Closed ramukima closed 8 years ago
Should the event be raised only after 'the change in model is validated against the schema' ?
To be honest, I wasn't really sure what the behavior for missing leafref should be. Because it is a relational dependency, it may be valid at the time it's being set but it CAN also become invalid if the data it's pointing at changes. So I opted to compute it at the Getter side instead of the Setter side. Which basically means that it currently accepts an invalid/missing leafref while you're setting it (since it may become valid at a future time when the referencing leaf can be resolved).
What I can do is to have it trigger an error - but still accept the data? Not too sure yet on the best approach for this...
The missing leafref is reported perfectly fine as seen above. I am not sure whether an 'CU' event must be raised on such things. Every subscription will then need to parse such errors on every event raised and that too for every field in the schema, which is not so good.

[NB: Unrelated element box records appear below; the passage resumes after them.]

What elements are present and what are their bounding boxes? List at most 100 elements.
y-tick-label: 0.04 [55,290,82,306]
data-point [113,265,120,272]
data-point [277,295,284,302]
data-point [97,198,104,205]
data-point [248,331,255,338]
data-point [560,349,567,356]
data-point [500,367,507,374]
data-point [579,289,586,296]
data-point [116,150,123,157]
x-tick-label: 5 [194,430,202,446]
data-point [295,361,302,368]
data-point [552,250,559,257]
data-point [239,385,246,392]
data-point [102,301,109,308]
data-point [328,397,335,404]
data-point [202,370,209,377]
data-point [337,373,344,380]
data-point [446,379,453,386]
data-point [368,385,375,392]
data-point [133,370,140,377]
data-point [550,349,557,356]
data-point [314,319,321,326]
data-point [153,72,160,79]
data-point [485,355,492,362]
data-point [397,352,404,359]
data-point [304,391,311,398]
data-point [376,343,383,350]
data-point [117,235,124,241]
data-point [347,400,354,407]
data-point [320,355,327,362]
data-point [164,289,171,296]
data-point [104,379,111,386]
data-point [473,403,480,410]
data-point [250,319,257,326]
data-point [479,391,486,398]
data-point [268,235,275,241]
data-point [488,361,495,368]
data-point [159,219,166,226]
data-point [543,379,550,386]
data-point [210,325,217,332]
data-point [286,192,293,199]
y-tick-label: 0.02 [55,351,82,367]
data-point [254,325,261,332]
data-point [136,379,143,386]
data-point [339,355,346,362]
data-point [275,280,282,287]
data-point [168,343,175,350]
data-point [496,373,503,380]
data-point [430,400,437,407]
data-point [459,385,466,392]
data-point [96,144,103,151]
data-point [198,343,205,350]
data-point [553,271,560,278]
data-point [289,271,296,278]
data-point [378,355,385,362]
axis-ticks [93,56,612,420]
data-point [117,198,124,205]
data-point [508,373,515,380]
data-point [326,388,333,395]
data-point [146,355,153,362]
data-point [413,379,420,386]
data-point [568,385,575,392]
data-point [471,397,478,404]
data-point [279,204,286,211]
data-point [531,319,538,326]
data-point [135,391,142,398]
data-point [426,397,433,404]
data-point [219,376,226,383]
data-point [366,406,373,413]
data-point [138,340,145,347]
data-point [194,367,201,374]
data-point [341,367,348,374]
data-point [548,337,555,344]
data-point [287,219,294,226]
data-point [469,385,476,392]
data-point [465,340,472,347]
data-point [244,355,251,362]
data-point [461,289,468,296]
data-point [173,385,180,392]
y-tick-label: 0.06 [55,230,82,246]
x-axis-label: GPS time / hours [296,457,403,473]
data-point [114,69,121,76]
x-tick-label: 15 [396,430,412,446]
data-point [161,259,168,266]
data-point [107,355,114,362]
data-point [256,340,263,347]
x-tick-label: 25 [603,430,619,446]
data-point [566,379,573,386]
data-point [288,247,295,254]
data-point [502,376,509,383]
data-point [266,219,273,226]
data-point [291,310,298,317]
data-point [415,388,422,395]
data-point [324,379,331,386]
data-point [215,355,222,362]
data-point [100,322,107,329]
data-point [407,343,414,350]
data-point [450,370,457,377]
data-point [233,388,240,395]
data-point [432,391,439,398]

How does the system reject an invalid model when I do not pass any value for 'mandatory true' attributes ? Does that as well raise an event so that the model subscriber receives it?
Well, the CU events are raised because the input configuration was not rejected during Setter (despite the fact that missing leafref does make that configuration invalid). Basically we are implicitly treating it as a pseudo-valid configuration. I can also consider having it enforce during Setter so the data itself is rejected?
Except for the leafref case, all other constraint validations take effect during Setter - which means that an error will be thrown and no CUD events will be triggered.
Latest yang-js handles leafref resolution during Setter and will reject invalid value appropriately and not raise any CU events. Closing issue.